Nujoom Al-Ghanem is accustomed to reading her work out loud. As a regular on this year’s international literary festival circuit, she has had plenty of practice. The Dubai-based poet was a participant in both the London Literature Festival and the biennial Poetry International in London (the UK’s largest poetry festival). “The people were great poetry listeners,” she says of the audience at Poetry International. “I felt the warmth of the atmosphere. After the reading, there was a discussion, and I could tell from the feedback that they had really liked the sound of my reading and my work.”
Al-Ghanem is one of a flurry of writers from the UAE who have had platforms on the international literary circuit in recent months. At this year’s Berlin International Literature Festival, there were two award-winning Emirati writers reading their work: the poet Khulood al-Mu’alla and the novelist and short story writer Sara al-Jarwan.
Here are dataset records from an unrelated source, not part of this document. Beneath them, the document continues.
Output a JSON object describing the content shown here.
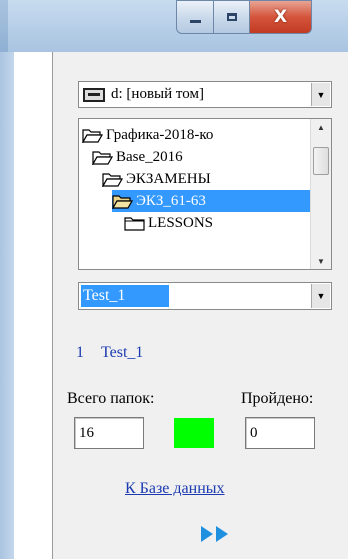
{
  "window": {
    "controls": {
      "minimize_icon": "minimize-icon",
      "maximize_icon": "maximize-icon",
      "close_glyph": "X"
    }
  },
  "drive": {
    "value": "d: [новый том]",
    "icon": "drive-icon"
  },
  "tree": {
    "items": [
      {
        "label": "Графика-2018-ко",
        "icon": "open-folder-icon",
        "selected": false
      },
      {
        "label": "Base_2016",
        "icon": "open-folder-icon",
        "selected": false
      },
      {
        "label": "ЭКЗАМЕНЫ",
        "icon": "open-folder-icon",
        "selected": false
      },
      {
        "label": "ЭКЗ_61-63",
        "icon": "open-folder-icon",
        "selected": true
      },
      {
        "label": "LESSONS",
        "icon": "folder-icon",
        "selected": false
      }
    ]
  },
  "test_select": {
    "value": "Test_1"
  },
  "current": {
    "number": "1",
    "name": "Test_1"
  },
  "stats": {
    "total_label": "Всего папок:",
    "passed_label": "Пройдено:",
    "total_value": "16",
    "passed_value": "0",
    "status_color": "#00ff00"
  },
  "link": {
    "label": "К Базе данных"
  },
  "nav": {
    "icon": "next-arrows-icon",
    "arrow_color": "#1f8fe0"
  },
  "colors": {
    "selection": "#3399ff",
    "link": "#1b3ab0"
  }
}
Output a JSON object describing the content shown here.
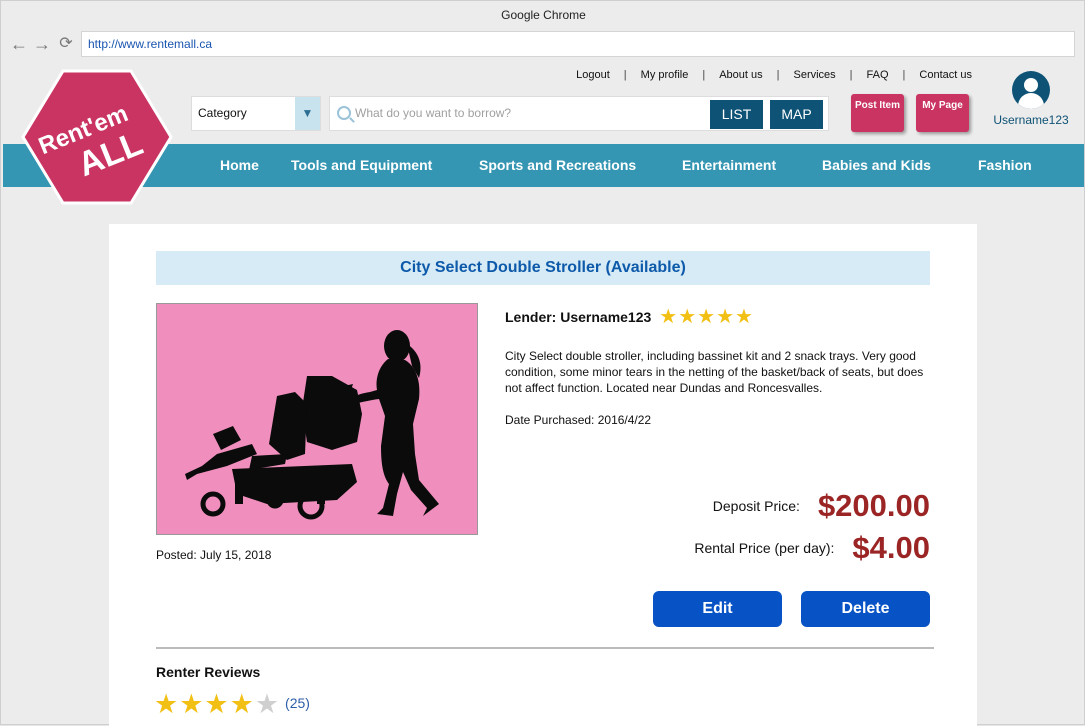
{
  "browser": {
    "title": "Google Chrome",
    "url": "http://www.rentemall.ca",
    "back_icon": "←",
    "forward_icon": "→",
    "reload_icon": "⟳"
  },
  "logo": {
    "line1": "Rent'em",
    "line2": "ALL",
    "color": "#c93462"
  },
  "toplinks": [
    "Logout",
    "My profile",
    "About us",
    "Services",
    "FAQ",
    "Contact us"
  ],
  "search": {
    "category_label": "Category",
    "placeholder": "What do you want to borrow?",
    "list_label": "LIST",
    "map_label": "MAP"
  },
  "actions": {
    "post_item": "Post Item",
    "my_page": "My Page"
  },
  "user": {
    "name": "Username123"
  },
  "menu": [
    "Home",
    "Tools and Equipment",
    "Sports and Recreations",
    "Entertainment",
    "Babies and Kids",
    "Fashion"
  ],
  "listing": {
    "title": "City Select Double Stroller (Available)",
    "lender_label": "Lender: Username123",
    "lender_stars": "★★★★★",
    "description": "City Select double stroller, including bassinet kit and 2 snack trays. Very good condition, some minor tears in the netting of the basket/back of seats, but does not affect function. Located near Dundas and Roncesvalles.",
    "date_purchased": "Date Purchased: 2016/4/22",
    "posted": "Posted: July 15, 2018",
    "deposit_label": "Deposit Price:",
    "deposit_value": "$200.00",
    "rental_label": "Rental Price (per day):",
    "rental_value": "$4.00",
    "edit_label": "Edit",
    "delete_label": "Delete"
  },
  "reviews": {
    "title": "Renter Reviews",
    "stars_filled": "★★★★",
    "stars_empty": "★",
    "count": "(25)"
  },
  "colors": {
    "brand_pink": "#c93462",
    "menu_teal": "#3596b3",
    "dark_blue": "#0e5275",
    "action_blue": "#0752c5",
    "price_red": "#9b2525"
  }
}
Since the inception of the Arabic Booker – the International Prize for Arabic Fiction (IPAF) managed in association with the Booker Prize Foundation in London – in 2007, recognition for works produced in the Middle East North Africa region has risen exponentially. In September, the UK publication Banipal – a monthly magazine that focuses on Arab writing – ran an entire issue featuring English translations of Emirati writing. “In previous issues, we’ve introduced contemporary literature from Syria, Jordan, Morocco, Palestine and Lebanon. It was time to give Emirati literature a turn,” says the magazine’s Editor, Samuel Shimon.
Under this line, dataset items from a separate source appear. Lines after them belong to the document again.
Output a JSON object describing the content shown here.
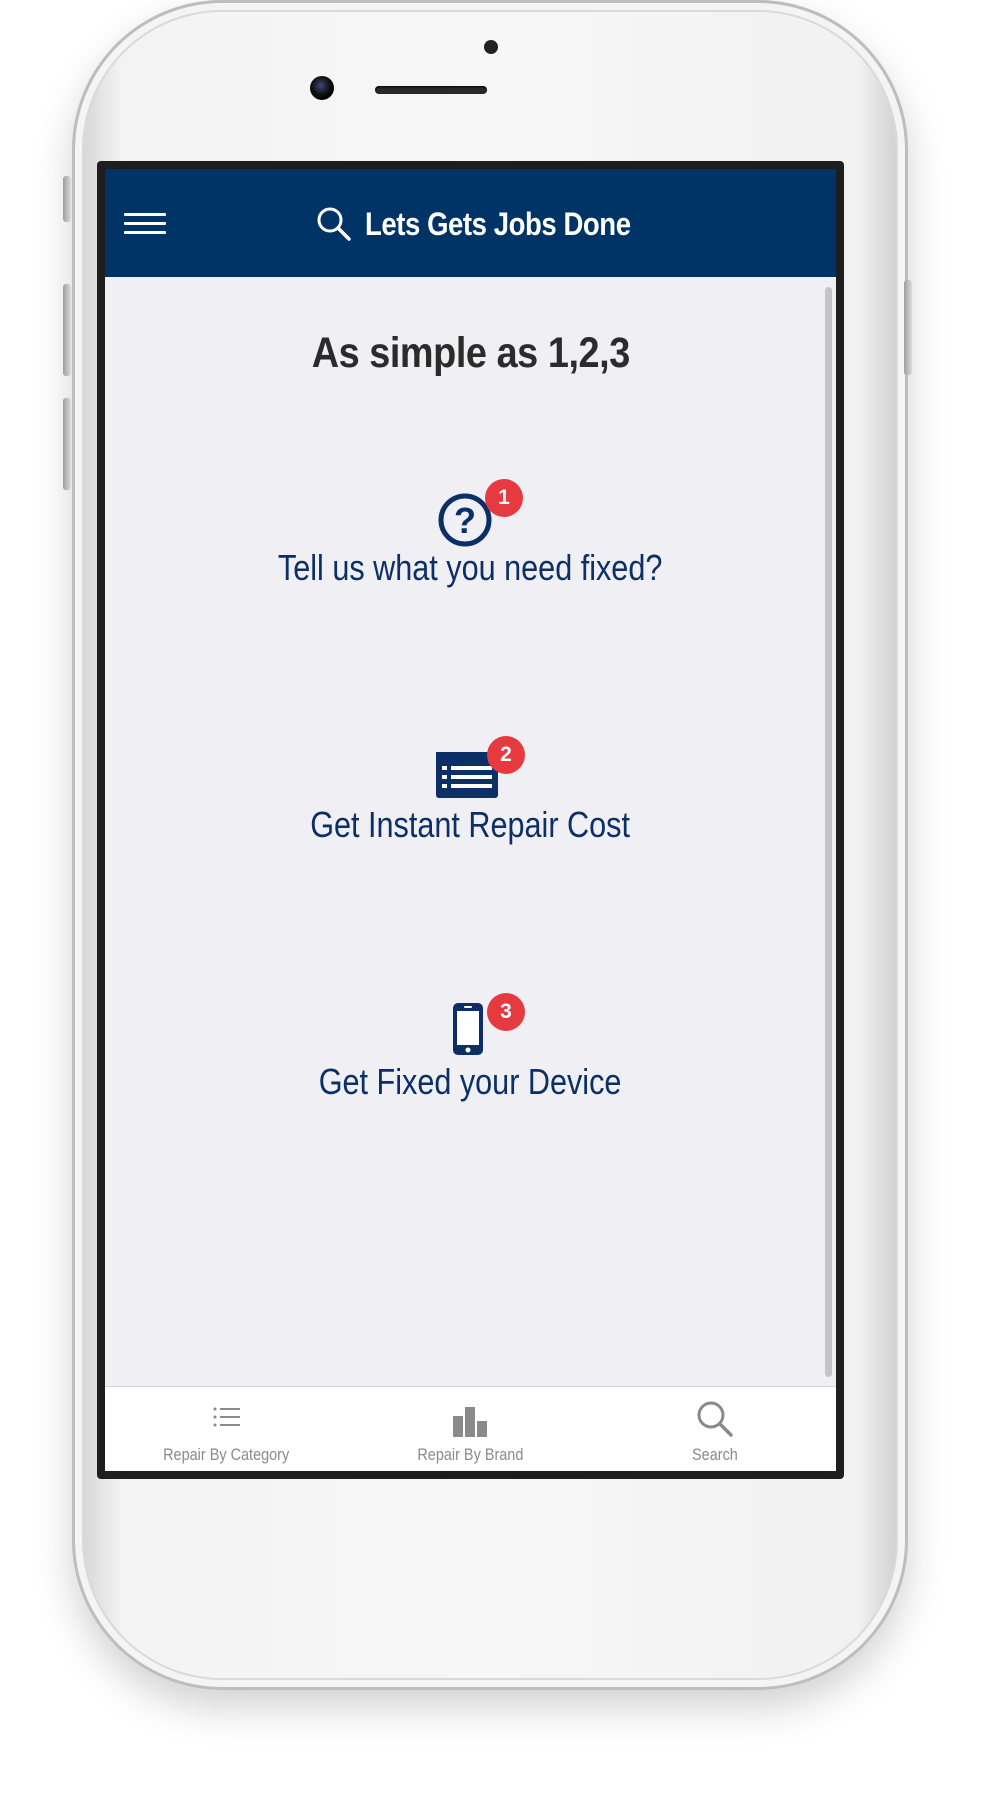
{
  "header": {
    "title": "Lets Gets Jobs Done",
    "menu_icon": "hamburger-menu-icon",
    "search_icon": "search-icon"
  },
  "main": {
    "heading": "As simple as 1,2,3",
    "steps": [
      {
        "badge": "1",
        "label": "Tell us what you need fixed?",
        "icon": "question-circle-icon"
      },
      {
        "badge": "2",
        "label": "Get Instant Repair Cost",
        "icon": "price-list-icon"
      },
      {
        "badge": "3",
        "label": "Get Fixed your Device",
        "icon": "smartphone-icon"
      }
    ]
  },
  "tabbar": {
    "tabs": [
      {
        "label": "Repair By Category",
        "icon": "list-icon"
      },
      {
        "label": "Repair By Brand",
        "icon": "bar-chart-icon"
      },
      {
        "label": "Search",
        "icon": "search-icon"
      }
    ]
  },
  "colors": {
    "header_bg": "#003366",
    "accent_text": "#0b2f66",
    "badge": "#e53a3f",
    "content_bg": "#efeff4",
    "tab_text": "#8a8a8a"
  }
}
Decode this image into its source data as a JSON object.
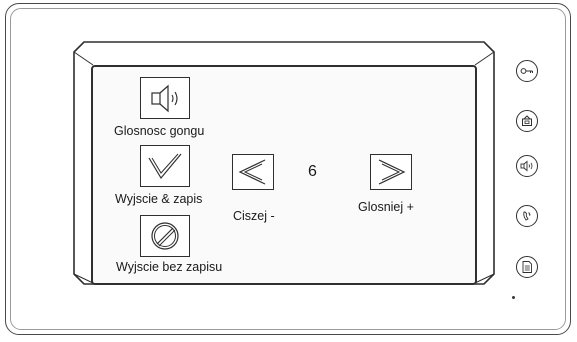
{
  "menu": {
    "gong_volume_label": "Glosnosc gongu",
    "exit_save_label": "Wyjscie & zapis",
    "exit_no_save_label": "Wyjscie bez zapisu",
    "quieter_label": "Ciszej -",
    "louder_label": "Glosniej +",
    "volume_value": "6"
  },
  "side_buttons": [
    {
      "name": "key-icon"
    },
    {
      "name": "monitor-icon"
    },
    {
      "name": "speaker-icon"
    },
    {
      "name": "handset-icon"
    },
    {
      "name": "memo-icon"
    }
  ],
  "colors": {
    "stroke": "#2f2f2f",
    "body": "#ffffff"
  }
}
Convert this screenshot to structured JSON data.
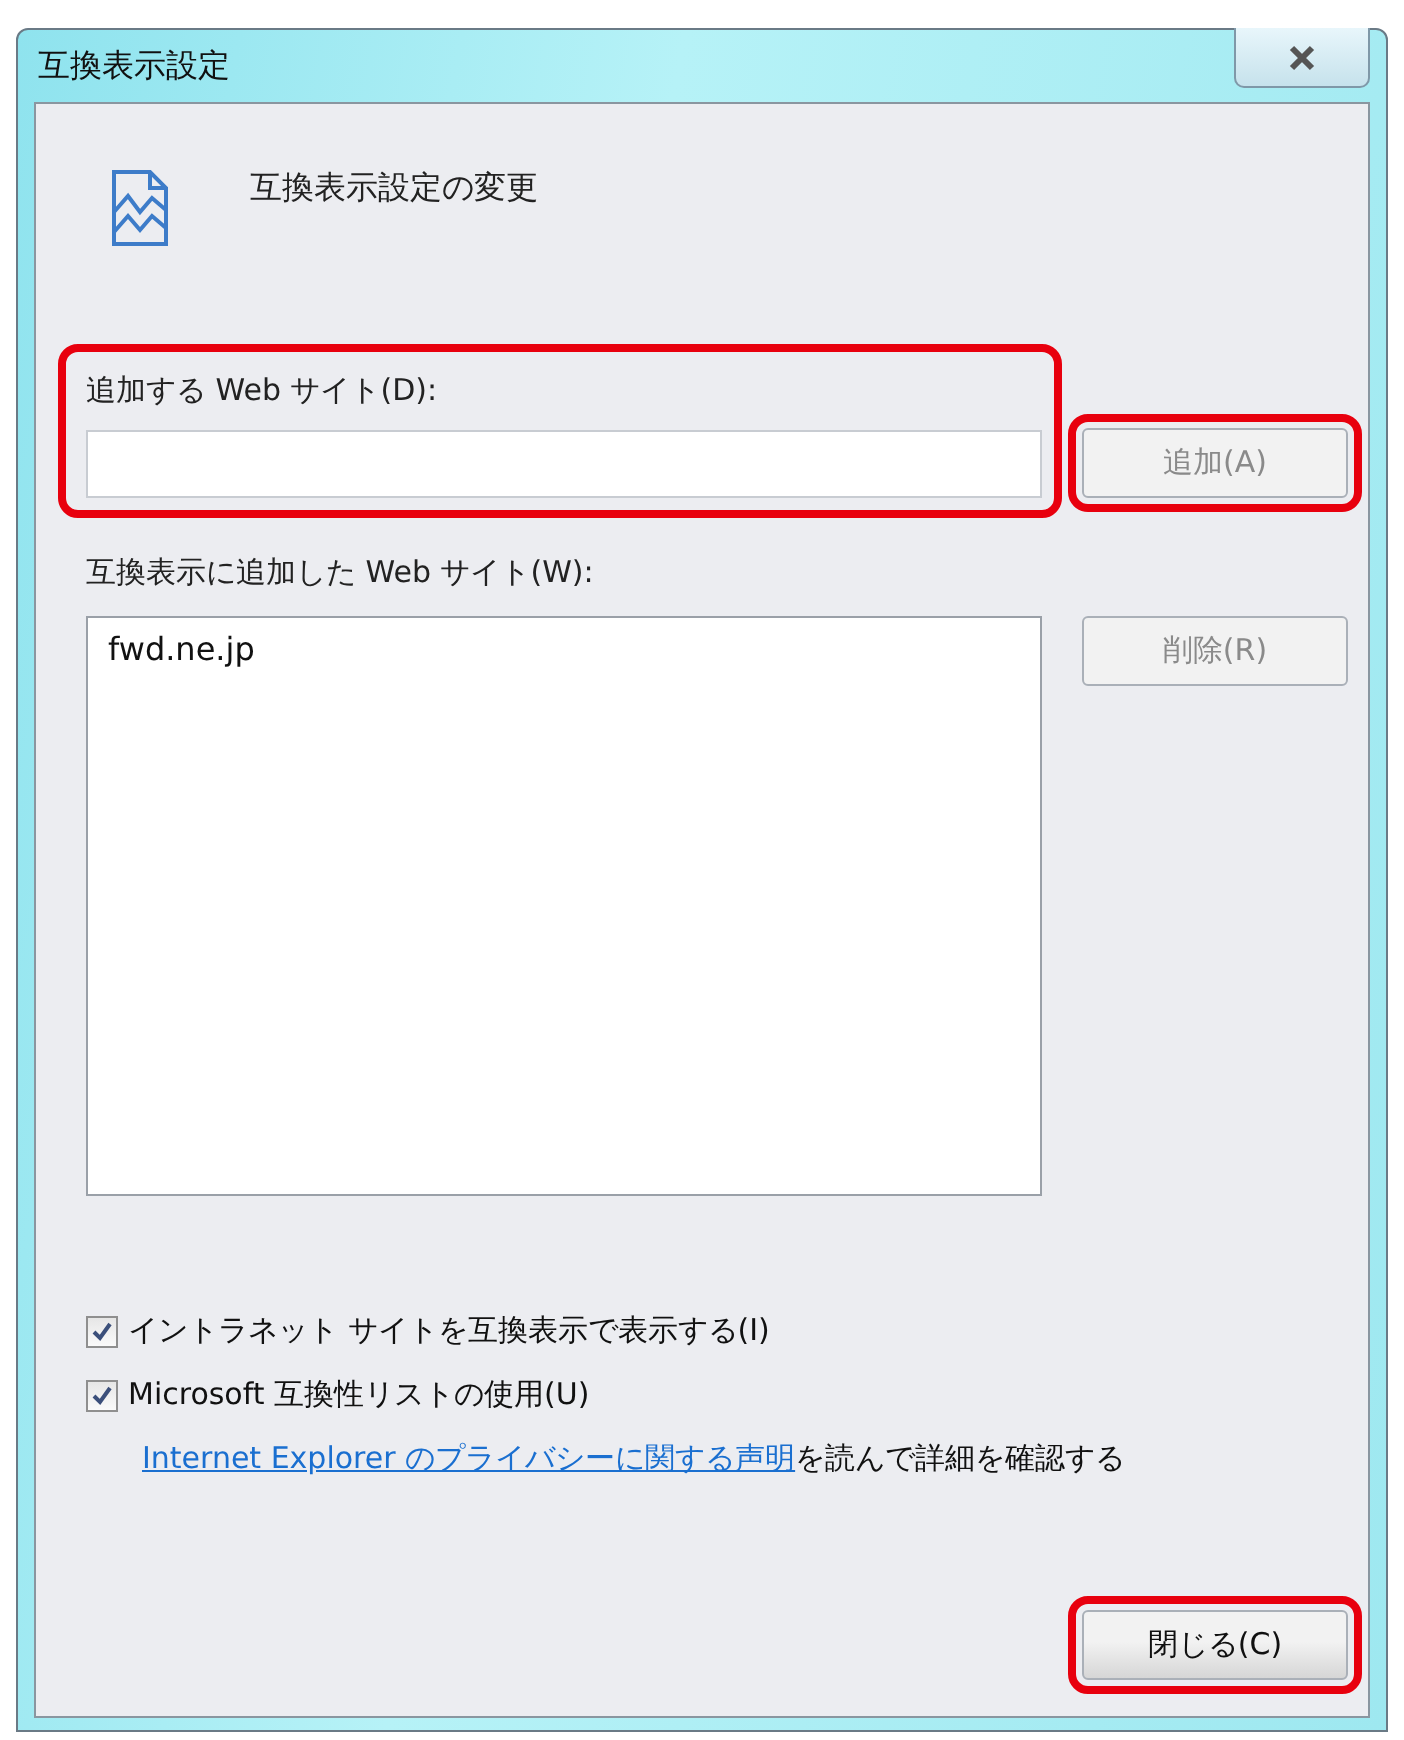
{
  "window": {
    "title": "互換表示設定"
  },
  "heading": "互換表示設定の変更",
  "add_site": {
    "label": "追加する Web サイト(D):",
    "highlighted": true
  },
  "add_button": {
    "label": "追加(A)",
    "disabled": true,
    "highlighted": true
  },
  "site_list": {
    "label": "互換表示に追加した Web サイト(W):",
    "items": [
      {
        "text": "fwd.ne.jp",
        "selected": false
      }
    ]
  },
  "remove_button": {
    "label": "削除(R)",
    "disabled": true
  },
  "options": [
    {
      "label": "イントラネット サイトを互換表示で表示する(I)",
      "checked": true
    },
    {
      "label": "Microsoft 互換性リストの使用(U)",
      "checked": true
    }
  ],
  "privacy": {
    "link": "Internet Explorer のプライバシーに関する声明",
    "text": "を読んで詳細を確認する"
  },
  "close_button": {
    "label": "閉じる(C)",
    "disabled": false,
    "highlighted": true
  }
}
The issue has proved particularly popular, reflecting the burgeoning international demand for Emirati writing, notes Shimon. “When we launched it at the Frankfurt Book Fair, we had a great response, and a lot of interest, both from Arabs and Europeans.”
Dubai-based Adel Khozam, considered one of the best poets in the UAE, recently had some of his poems published in the Switzerland-based publication, Lisan and last year, a large collection of his work was translated into German. He highlights a couple of key reasons for the surge in international interest. On the one hand, he says, “book fairs have helped spread the word to foreign printing houses”. But, he adds, much of the promotion of Emirati literature has come from within.
“The new poets, and writers from my generation, are more active and productive in publishing. We also have a lot of young poets who write directly in English and who promote their work by participating in literary gatherings or through websites.”
When the UAE’s litarati talk about literature festivals, they are often referring to Dubai’s own Emirates Airline Festival of Literature (EAIFL), the largest literary gathering in the Middle East. EAIFL attracts authors from around the world, many of them bestsellers, including the likes of David Nicholls, the author of One Day, and Nicholas Sparks, the American writer who penned The Notebook. Isobel Abulhoul, the festival organiser, says that participation has grown steadily each year. Tickets sales went up 35 per cent in 2011, and many festival visitors come from overseas. The event serves as a creative forum for writers from across the planet, introducing non-Emiratis to the Gulf’s literary scene, and, by extension, gaining Emirati writers exposure overseas.
“I personally spoke to groups from Bahrain, Kuwait and Saudi Arabia who came to Dubai for the festival, and there were quite a few visitors from the UK,” says Abulhoul. She notes that events featuring Emirati writers are gaining in popularity.
“There is great interest in literature from the region, because people from further afield are fascinated to learn about the different types and structures of poetry, and how important an art form it is for the Emirati community.”
The popularity and accessibility of digital media is also playing a part in the exchange of ideas between writers from all corners of the planet. Parallel to this, writing genres emerging from the UAE have started to shift. Poetry, and to a lesser extent, short stories, already enjoy a rich heritage in Dubai. Recently, however, local writers have started to experiment with form. “The traditional kinds of poetry and writing is still very strong, but we have noticed some more modern trends. For example, rap poetry, and use of colloquial Arabic are just two new aspects being introduced in the local literature,” says Abulhoul.